For the third year in a row, Purdue University, in Indiana, USA, has confirmed its lead in the rarified realm of supercomputing by unveiling Conte, the nation's fastest university-owned supercomputer – developed in a collaboration with HP, Intel, and Mellanox.
Conte is the highest-ranking campus supercomputer on the June 2013 Top500 list of international supercomputers.
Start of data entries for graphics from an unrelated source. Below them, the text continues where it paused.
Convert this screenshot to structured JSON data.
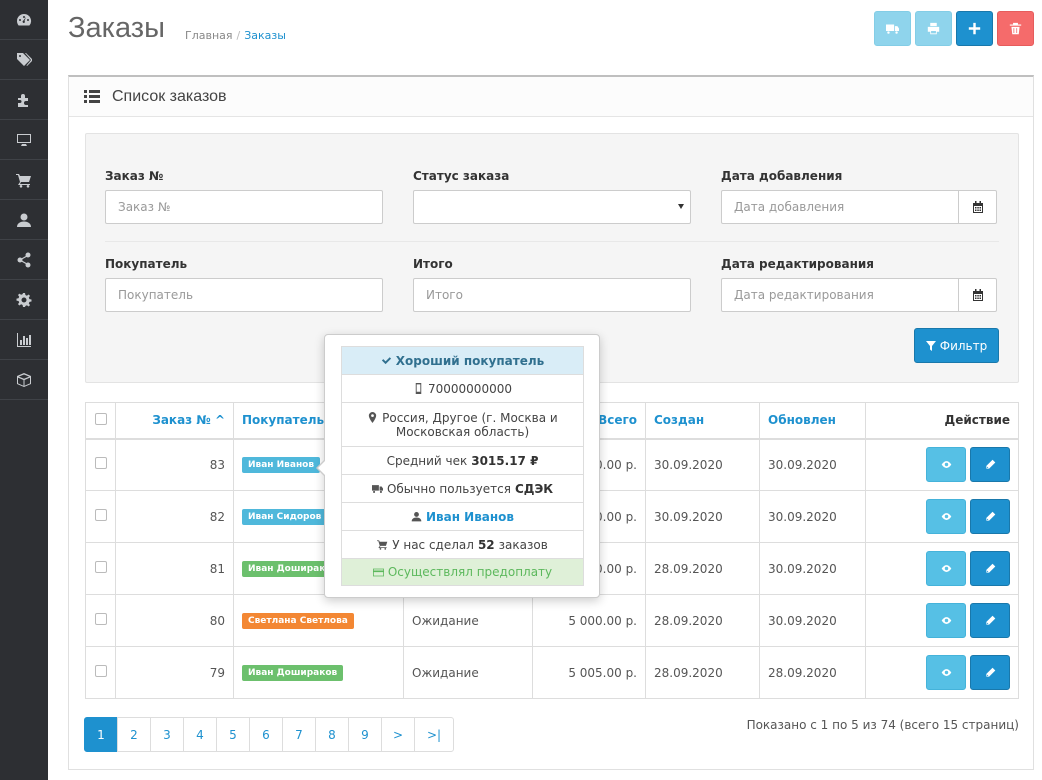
{
  "sidebar": {
    "icons": [
      "dashboard-icon",
      "tags-icon",
      "puzzle-icon",
      "desktop-icon",
      "cart-icon",
      "user-icon",
      "share-icon",
      "gear-icon",
      "chart-icon",
      "cube-icon"
    ]
  },
  "header": {
    "title": "Заказы",
    "breadcrumb": [
      "Главная",
      "Заказы"
    ]
  },
  "panel": {
    "title": "Список заказов"
  },
  "filter": {
    "order_no": {
      "label": "Заказ №",
      "placeholder": "Заказ №"
    },
    "status": {
      "label": "Статус заказа",
      "value": ""
    },
    "date_added": {
      "label": "Дата добавления",
      "placeholder": "Дата добавления"
    },
    "customer": {
      "label": "Покупатель",
      "placeholder": "Покупатель"
    },
    "total": {
      "label": "Итого",
      "placeholder": "Итого"
    },
    "date_modified": {
      "label": "Дата редактирования",
      "placeholder": "Дата редактирования"
    },
    "button": "Фильтр"
  },
  "table": {
    "headers": {
      "order": "Заказ № ^",
      "customer": "Покупатель",
      "status": "",
      "total": "Всего",
      "created": "Создан",
      "updated": "Обновлен",
      "action": "Действие"
    },
    "rows": [
      {
        "id": "83",
        "customer": "Иван Иванов",
        "label": "l-info",
        "status": "",
        "total": "0.00 р.",
        "created": "30.09.2020",
        "updated": "30.09.2020"
      },
      {
        "id": "82",
        "customer": "Иван Сидоров",
        "label": "l-info",
        "status": "",
        "total": "0.00 р.",
        "created": "30.09.2020",
        "updated": "30.09.2020"
      },
      {
        "id": "81",
        "customer": "Иван Дошираков",
        "label": "l-success",
        "status": "",
        "total": "0.00 р.",
        "created": "28.09.2020",
        "updated": "30.09.2020"
      },
      {
        "id": "80",
        "customer": "Светлана Светлова",
        "label": "l-warning",
        "status": "Ожидание",
        "total": "5 000.00 р.",
        "created": "28.09.2020",
        "updated": "30.09.2020"
      },
      {
        "id": "79",
        "customer": "Иван Дошираков",
        "label": "l-success",
        "status": "Ожидание",
        "total": "5 005.00 р.",
        "created": "28.09.2020",
        "updated": "28.09.2020"
      }
    ]
  },
  "pagination": {
    "pages": [
      "1",
      "2",
      "3",
      "4",
      "5",
      "6",
      "7",
      "8",
      "9",
      ">",
      ">|"
    ],
    "info": "Показано с 1 по 5 из 74 (всего 15 страниц)"
  },
  "popover": {
    "head": "Хороший покупатель",
    "phone": "70000000000",
    "address": "Россия, Другое (г. Москва и Московская область)",
    "avg_prefix": "Средний чек",
    "avg_value": "3015.17 ₽",
    "delivery_prefix": "Обычно пользуется",
    "delivery_value": "СДЭК",
    "name": "Иван Иванов",
    "orders_prefix": "У нас сделал",
    "orders_count": "52",
    "orders_suffix": "заказов",
    "prepaid": "Осуществлял предоплату"
  }
}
It surpasses the nation's previous fastest university-owned machine, Carter, which was built in 2011 and is still in operation at Purdue.
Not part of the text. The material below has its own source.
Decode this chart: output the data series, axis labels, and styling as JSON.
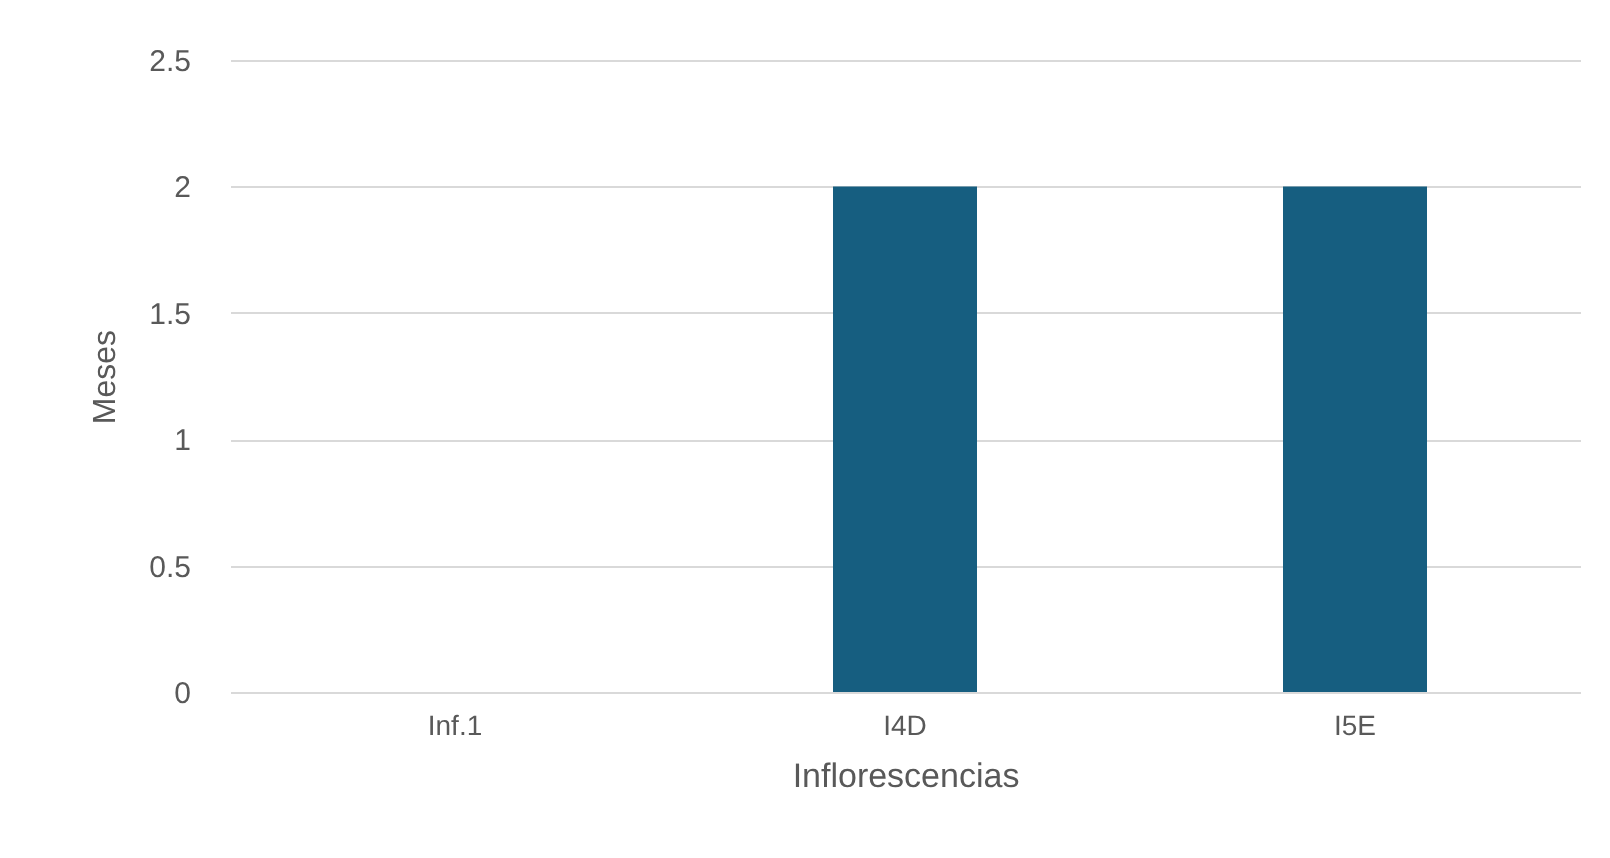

'We don't do this only to be at the top of a list, although it's nice to have an external measure of our success in delivering the most effective computational tools to our researchers,' said Gerry McCartney, vice president for information technology. 'The reason we do this is because our faculty have a constantly growing need for more and faster computational resources.'
Conte clocked in with a sustained, measured maximum speed of 943.38 teraflops and a peak performance of 1.342 petaflops. The computer would process a problem 15,000 times faster than a 15-inch Apple MacBook Pro.
The computer was built with 580 HP ProLiant SL250 Generation 8 (Gen8) servers, each incorporating two Intel Xeon processors and two Intel Xeon Phi coprocessors, integrated with Mellanox 56Gb/S FDR InfiniBand.